TMH will reap $1.2 million in annual savings from refinance
Craig — The Memorial Hospital will reap approximately $1.2 million in annual savings after it closes on a $37.6 million loan refinance with the United States Department of Agriculture this month.
Though the savings won’t ultimately find its way into taxpayers’ pockets, it will bolster the hospital’s operations and capital accounts, putting the county-funded hospital in better standing to improve or expand its offerings in coming years.
“What that will do in the long run is improve our financial position to allow us to consider doing things like renovating part of the hospital, building a new clinic, or adding new service lines or new providers,” said TMH Vice President of Operations Jennifer Riley.
The refinance was initiated more than a year ago by TMH Board member Cathrine Blevins, with initial projections that the hospital could save $17.5 million during the 35-year term based on rates at the time.
The savings follows a year of losses, and tax revenues are projected to decline in 2017.

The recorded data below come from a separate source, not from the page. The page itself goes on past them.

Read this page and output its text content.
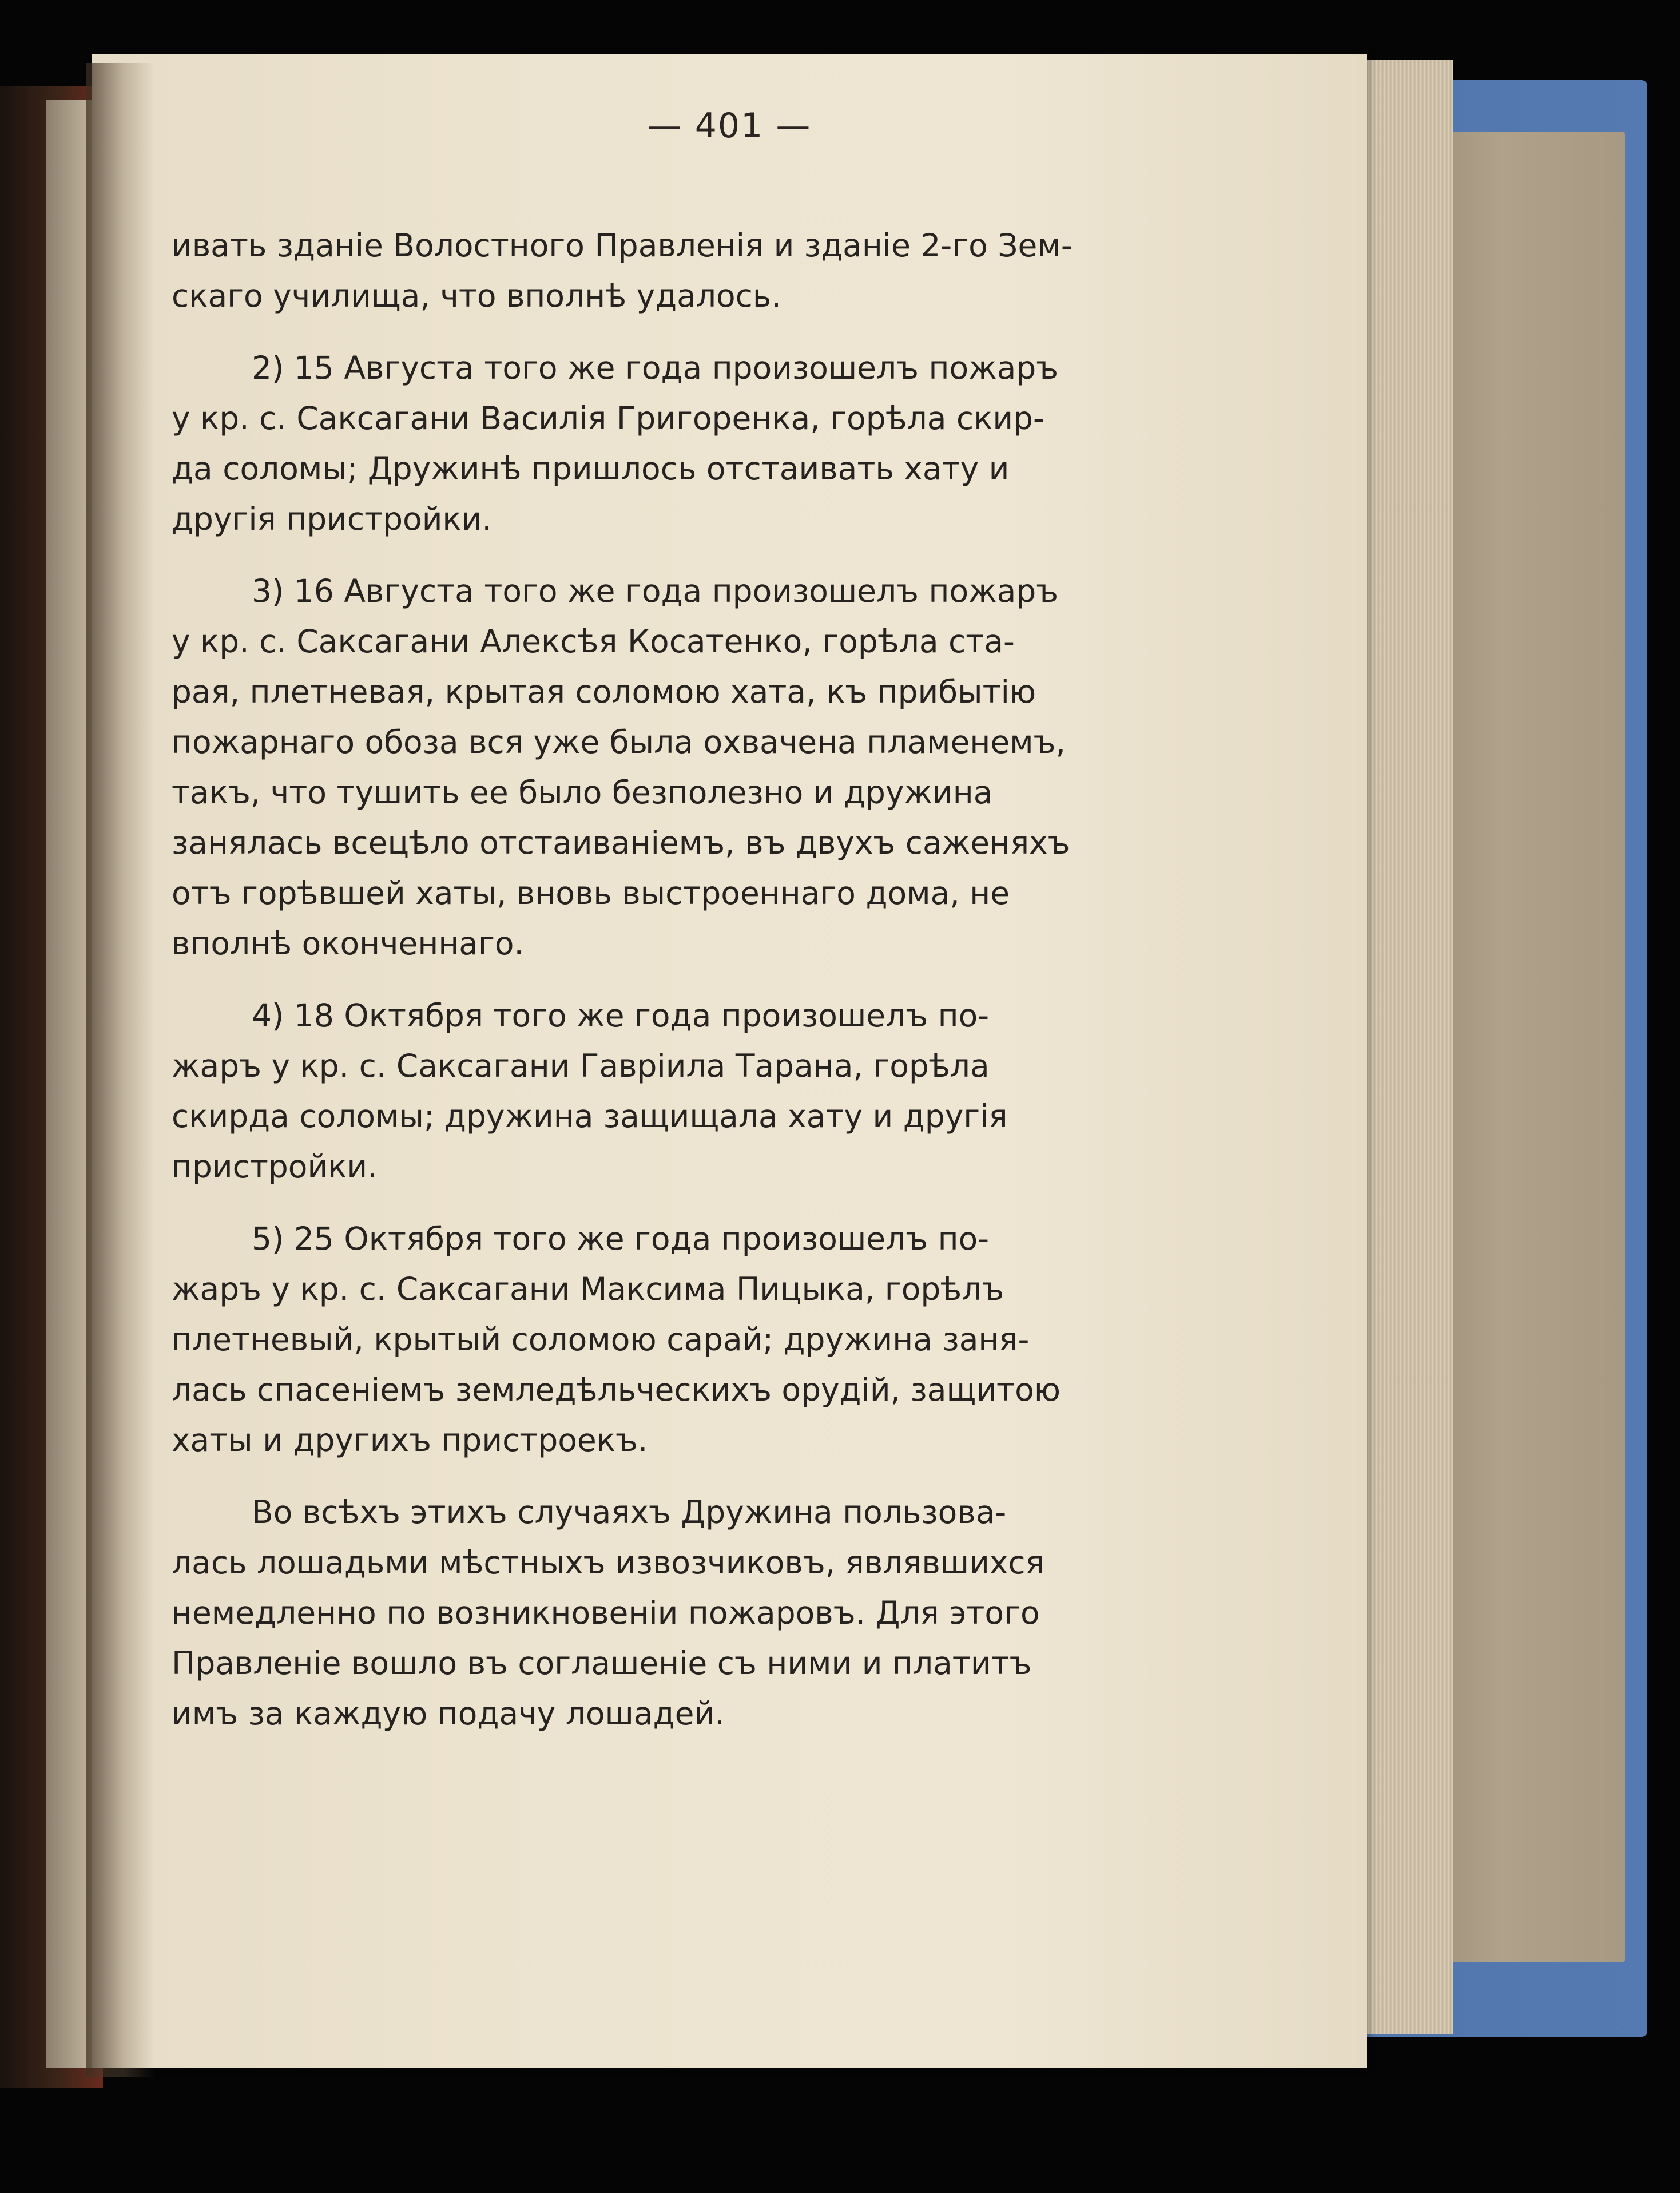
— 401 —

ивать зданіе Волостного Правленія и зданіе 2-го Зем-
скаго училища, что вполнѣ удалось.

2) 15 Августа того же года произошелъ пожаръ
у кр. с. Саксагани Василія Григоренка, горѣла скир-
да соломы; Дружинѣ пришлось отстаивать хату и
другія пристройки.

3) 16 Августа того же года произошелъ пожаръ
у кр. с. Саксагани Алексѣя Косатенко, горѣла ста-
рая, плетневая, крытая соломою хата, къ прибытію
пожарнаго обоза вся уже была охвачена пламенемъ,
такъ, что тушить ее было безполезно и дружина
занялась всецѣло отстаиваніемъ, въ двухъ саженяхъ
отъ горѣвшей хаты, вновь выстроеннаго дома, не
вполнѣ оконченнаго.

4) 18 Октября того же года произошелъ по-
жаръ у кр. с. Саксагани Гавріила Тарана, горѣла
скирда соломы; дружина защищала хату и другія
пристройки.

5) 25 Октября того же года произошелъ по-
жаръ у кр. с. Саксагани Максима Пицыка, горѣлъ
плетневый, крытый соломою сарай; дружина заня-
лась спасеніемъ земледѣльческихъ орудій, защитою
хаты и другихъ пристроекъ.

Во всѣхъ этихъ случаяхъ Дружина пользова-
лась лошадьми мѣстныхъ извозчиковъ, являвшихся
немедленно по возникновеніи пожаровъ. Для этого
Правленіе вошло въ соглашеніе съ ними и платитъ
имъ за каждую подачу лошадей.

“We lost $1.4 million and change this last fiscal year, so it comes at a very good time,” said TMH Chief Executive Officer Andy Daniels.
The hospital currently holds a Housing and Urban Development, or HUD-backed loan with an interest rate of more than 8 percent. The new USDA loan, consisting of two notes, will give the hospital a blended effective rate in the low 3-percent range.
The refinance required some extra paperwork from Moffat County Commissioners, but effectively allows the hospital to revert back to a simpler legal structure that pre-dated the HUD loan.
The precise interest rate and total savings projections will be determined once the loan closes on Feb. 27.